Melbourne: World No. 1 Simona Halep and the woman who topped the rankings a year ago, Angelique Kerber, can set up a blockbuster showdown if they come through the Australian Open quarter-finals Wednesday.
Romania’s Halep was too good for Japanese youngster Naomi Osaka in a straight-sets last-16 win.
But she has been nursing a painful ankle and an aching body after enduring a 3hr 44-min thriller to beat Lauren Davis 15-13 in the third set in round three.
She faces a tough examination against former No. 1 and sixth seed Karolina Pliskova as both go in search of a first Grand Slam title.
“Pliskova is always dangerous. She’s playing great these days. I’m used to her,” said Halep, who leads their head-to-head series 5-1.
The Romanian beat the Czech in three sets in their only Grand Slam encounter, on clay in the semi-final at Roland Garros last season.
“It is going to be a new match. You never know what’s going to happen,” Halep said as she targets a maiden semi-final at Melbourne Park, having fallen in the last eight in 2014 and 2015.
The 21st seed Kerber’s clash against US Open finalist Madison Keys looks to have the makings of a classic.
Two-time Grand Slam champion Kerber has yet to face a seed. But her third-round annihilation of Maria Sharapova gave notice she is approaching the form that swept her to the title two years, stunning Serena Williams in the final.
The German is the only major winner left in the draw but 17th seed Keys has enjoyed an almost unnoticed, impressive run without dropping a set.

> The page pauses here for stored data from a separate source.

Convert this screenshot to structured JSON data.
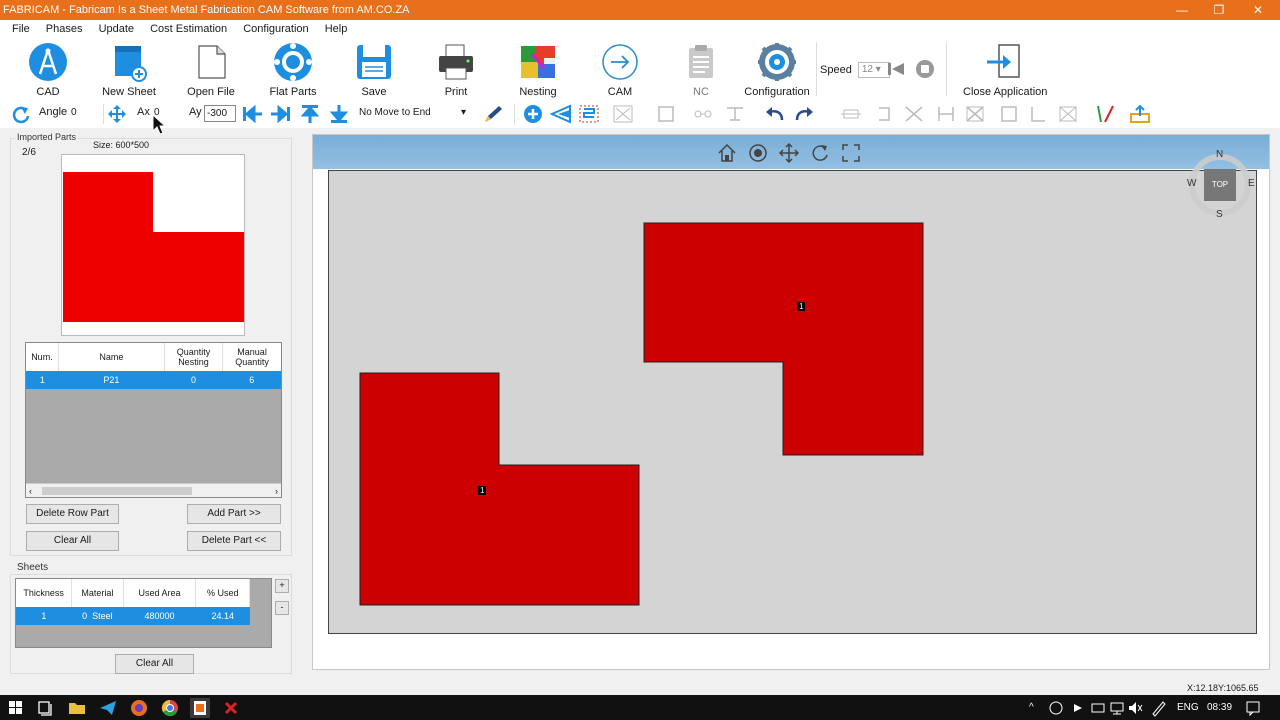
{
  "window": {
    "title": "FABRICAM - Fabricam Is a Sheet Metal Fabrication CAM Software from AM.CO.ZA",
    "minimize": "—",
    "maximize": "❐",
    "close": "✕"
  },
  "menu": [
    "File",
    "Phases",
    "Update",
    "Cost Estimation",
    "Configuration",
    "Help"
  ],
  "ribbon": {
    "cad": "CAD",
    "new_sheet": "New Sheet",
    "open_file": "Open File",
    "flat_parts": "Flat Parts",
    "save": "Save",
    "print": "Print",
    "nesting": "Nesting",
    "cam": "CAM",
    "nc": "NC",
    "configuration": "Configuration",
    "speed_label": "Speed",
    "speed_value": "12",
    "close_application": "Close Application"
  },
  "toolbar": {
    "angle_label": "Angle",
    "angle_value": "0",
    "ax_label": "Ax",
    "ax_value": "0",
    "ay_label": "Ay",
    "ay_value": "-300",
    "move_mode": "No Move to End"
  },
  "imported_parts": {
    "title": "Imported Parts",
    "counter": "2/6",
    "size": "Size: 600*500",
    "columns": [
      "Num.",
      "Name",
      "Quantity Nesting",
      "Manual Quantity"
    ],
    "rows": [
      {
        "num": "1",
        "name": "P21",
        "qty_nesting": "0",
        "manual_qty": "6"
      }
    ],
    "delete_row": "Delete Row Part",
    "add_part": "Add Part >>",
    "clear_all": "Clear All",
    "delete_part": "Delete Part <<"
  },
  "sheets": {
    "title": "Sheets",
    "columns": [
      "Thickness",
      "Material",
      "Used Area",
      "% Used"
    ],
    "rows": [
      {
        "thickness": "1",
        "material_id": "0",
        "material": "Steel",
        "used_area": "480000",
        "used_pct": "24.14"
      }
    ],
    "plus": "+",
    "minus": "-",
    "clear_all": "Clear All"
  },
  "viewcube": {
    "n": "N",
    "s": "S",
    "w": "W",
    "e": "E",
    "top": "TOP"
  },
  "parts_on_sheet": [
    {
      "label": "1"
    },
    {
      "label": "1"
    }
  ],
  "status": {
    "coords": "X:12.18Y:1065.65"
  },
  "taskbar": {
    "lang": "ENG",
    "time": "08:39"
  },
  "colors": {
    "accent": "#e8701a",
    "part_red": "#cc0000",
    "selection": "#1e8fe0"
  }
}
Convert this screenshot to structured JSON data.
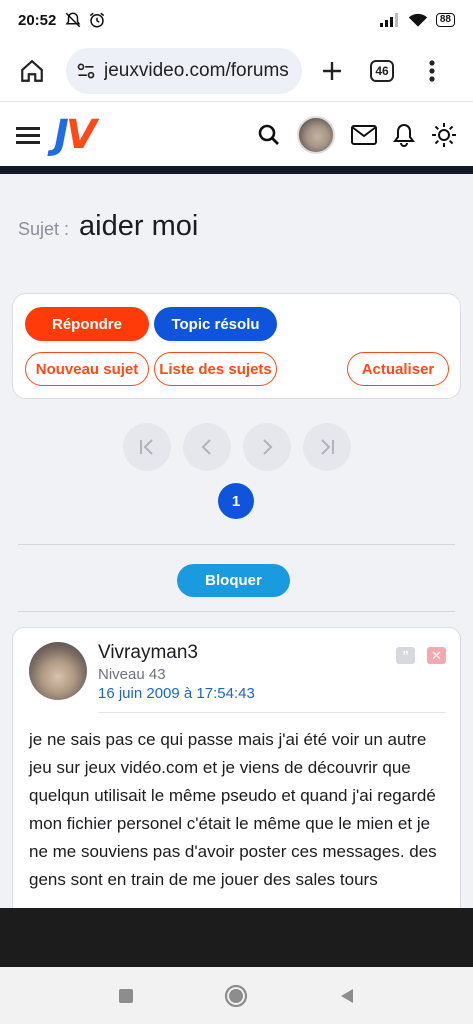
{
  "status": {
    "time": "20:52",
    "battery": "88"
  },
  "browser": {
    "url": "jeuxvideo.com/forums",
    "tab_count": "46"
  },
  "site": {
    "logo_j": "J",
    "logo_v": "V"
  },
  "topic": {
    "label": "Sujet :",
    "title": "aider moi"
  },
  "actions": {
    "repondre": "Répondre",
    "resolu": "Topic résolu",
    "nouveau": "Nouveau sujet",
    "liste": "Liste des sujets",
    "actualiser": "Actualiser"
  },
  "pagination": {
    "current": "1"
  },
  "bloquer": "Bloquer",
  "post": {
    "author": "Vivrayman3",
    "level": "Niveau 43",
    "date": "16 juin 2009 à 17:54:43",
    "quote_symbol": "”",
    "delete_symbol": "✕",
    "text": "je ne sais pas ce qui passe mais j'ai été voir un autre jeu sur jeux vidéo.com et je viens de découvrir que quelqun utilisait le même pseudo et quand j'ai regardé mon fichier personel c'était le même que le mien et je ne me souviens pas d'avoir poster ces messages. des gens sont en train de me jouer des sales tours"
  },
  "colors": {
    "orange": "#ff3b0a",
    "blue": "#0f55dc",
    "bloquer": "#1a9be0"
  }
}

The American, who is targeting a second semi-final at Melbourne, took just 68 minutes to destroy eighth seed Caroline Garcia 6-3, 6-2 in the last 16.
Meanwhile, super-fit Kerber was made to run all over the court for three highly entertaining sets by the unorthodox variety of Taiwan’s Hsieh Su-Wei.
Kerber acknowledged that facing Keys, who smashed 32 winners and nine aces in beating Garcia, would be a whole new ball game.
“It’s a completely different match. I know what to expect. I know she’s a hard hitter and has a great serve,” said Kerber.
Keys said Kerber’s ability to chase down lost causes would present a new problem.
“I think she has an ability to cover the court and anticipate like really no one else does,” said the 22-year-old, who first reached the semi-finals in Melbourne as a teenager in 2015.
“I know she’s going to make three more balls than other girls may be able to get to.”
Pliskova has the least time to recover for her clash with Halep.
She took almost three hours to get past fellow Czech Barbora Strycova in a last-16 match that did not finish until just before 2am on Tuesday.
But she said she would have a game plan for Halep.
“I think there is always chance to beat her. It’s going to be about me. If I don’t play well I don’t have the chance. I have to get my mindset ready for this.”